5. Kanunsuzluğu bildirmekten korkuluyor
Türkiye’de çoğu kişi gördükleri kanunsuzluğu bildirmiyor. Bunun ispiyonculuk olduğunu düşünüyor. Oysa ki bildirseler ve kuralı çiğneyen kişi ceza alsa kuralları çiğneyenler bu davranışlarından cayarlar. Bu bir eğitim sorunu. Birçok Avrupa ülkesinde ve ABD’de insanlar tam tersi görüşe göre eğitiliyor. Bu tür bir kural dışılığa tanık olup da bildirmeyen kişinin kural dışı davranışı desteklemiş olduğu düşünülüyor. Türkiye’de bu davranışın kuralı çiğneyen kişinin saldırısıyla sonuçlanması endişesi de taşıdığı için, insanlar genelde şikâyetçi olmamayı seçiyor.
Saçma sapan yerlerde, saçma sapan hız sınırlarının olması bir süre sonra insanlarda o kurallara olan saygıyı öldürüyor ve insanlar bildikleri gibi davranmayı tercih ediyor.
Çoğu aracın 150km/s ile dönebileceği bir viraja 50km/s hız limiti koymak hiç bir mühendislik dalı ile açıklanamaz. Yada 3 şeritlik bölünmüş yolda 120km/s limit hızla giderken meskun mahal diye birden 50km/h (şehir içi hız limiti) a düşmek çok saçma geliyor herkese. Kuralları sanki insanlar değil uzaylılar koymuş gibi. Bu kuralı koyan kendisi uyuyor mu acaba? Bu kurallar her zaman ve her yerde denetlenmediği için insanlar sürü psikolojisi ile başkalarının yaptığını yapıp kuralları ihlal ediyor.
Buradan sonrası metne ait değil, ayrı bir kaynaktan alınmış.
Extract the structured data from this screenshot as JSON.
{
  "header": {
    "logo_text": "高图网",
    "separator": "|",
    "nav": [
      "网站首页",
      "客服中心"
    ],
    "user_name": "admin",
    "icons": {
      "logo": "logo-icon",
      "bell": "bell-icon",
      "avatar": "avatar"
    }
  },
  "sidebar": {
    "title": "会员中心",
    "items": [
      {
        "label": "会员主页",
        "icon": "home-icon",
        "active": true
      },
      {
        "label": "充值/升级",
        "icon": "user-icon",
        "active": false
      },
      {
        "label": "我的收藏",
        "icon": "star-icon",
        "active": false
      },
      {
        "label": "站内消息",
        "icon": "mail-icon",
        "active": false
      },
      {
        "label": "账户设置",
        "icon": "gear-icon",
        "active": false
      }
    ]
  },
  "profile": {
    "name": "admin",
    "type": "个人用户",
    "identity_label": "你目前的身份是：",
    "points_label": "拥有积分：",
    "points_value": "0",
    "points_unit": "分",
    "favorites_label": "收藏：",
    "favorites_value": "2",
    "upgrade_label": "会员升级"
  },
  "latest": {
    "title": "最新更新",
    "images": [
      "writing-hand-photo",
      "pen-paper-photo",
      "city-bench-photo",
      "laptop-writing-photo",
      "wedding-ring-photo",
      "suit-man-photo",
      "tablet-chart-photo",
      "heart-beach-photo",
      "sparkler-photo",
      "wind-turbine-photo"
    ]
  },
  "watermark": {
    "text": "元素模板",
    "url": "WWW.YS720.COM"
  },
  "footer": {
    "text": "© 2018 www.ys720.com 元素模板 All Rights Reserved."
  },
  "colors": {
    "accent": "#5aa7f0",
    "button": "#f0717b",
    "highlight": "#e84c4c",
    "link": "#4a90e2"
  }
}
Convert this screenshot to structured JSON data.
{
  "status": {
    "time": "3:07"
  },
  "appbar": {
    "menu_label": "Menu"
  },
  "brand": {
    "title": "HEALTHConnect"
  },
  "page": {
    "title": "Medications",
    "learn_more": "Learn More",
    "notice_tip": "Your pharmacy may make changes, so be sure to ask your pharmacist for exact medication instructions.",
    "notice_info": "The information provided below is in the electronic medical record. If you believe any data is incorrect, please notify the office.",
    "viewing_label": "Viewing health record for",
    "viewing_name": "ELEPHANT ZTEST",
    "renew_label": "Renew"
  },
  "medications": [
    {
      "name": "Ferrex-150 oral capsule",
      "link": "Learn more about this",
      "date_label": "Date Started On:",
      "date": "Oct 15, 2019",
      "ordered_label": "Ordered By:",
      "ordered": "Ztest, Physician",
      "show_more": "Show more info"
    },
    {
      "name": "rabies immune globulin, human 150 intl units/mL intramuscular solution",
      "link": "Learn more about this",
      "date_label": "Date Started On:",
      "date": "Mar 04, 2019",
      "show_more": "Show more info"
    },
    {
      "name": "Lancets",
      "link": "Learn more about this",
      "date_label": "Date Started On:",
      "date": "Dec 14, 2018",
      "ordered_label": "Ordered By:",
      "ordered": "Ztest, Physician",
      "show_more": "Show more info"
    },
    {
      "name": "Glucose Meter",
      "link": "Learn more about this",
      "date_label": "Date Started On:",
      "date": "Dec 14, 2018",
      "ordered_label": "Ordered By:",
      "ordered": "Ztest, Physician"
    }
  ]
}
Devlette paraya ihtiyacını ceza keserek karşılasın diye ara ara denetleme yapıyor, her zaman denetlemiyor ki soyu kurumasın ceza kesilebilecek vatandaşların.
Buradaki kolpa araç sürücüleri sınırı geçtikten sonra birden değişiyor, kurallara uymak için yoğun çaba veriyor. Alacağı ceza cebini kısaltıp boyunu uzatıyor galiba.
Son madde ispiyonculuk degil sikayet edilen kisinin sonradan sizinle sorun cikarip basinii agritacak olmasi. Cunku kanunlar cok yetersiz. Oyle ki cinayete tesebbus eden adamla oldurmek istedigi kisinin adliyede yanyana oturtulup cinayetin orada islendigi bir ulke burasi. Ayrica sanik avukati sizin adinizi ogrenip zaten saniga veriyor. Sikayetinizden vazgecmeniz icin yapilan her turlu baski ile karsikarsiya kaliyorsunuz. Sizi koruyacak hicbir sey yok. Devlet kadinlari bile eski eslerinden koruyamiyor. Sizi mi koruyacak? Sikayet ederseniz yasayacaginiz sorunlarda kimse size destek vermez. Devlet kesinlikle sahip falan da cikmaz.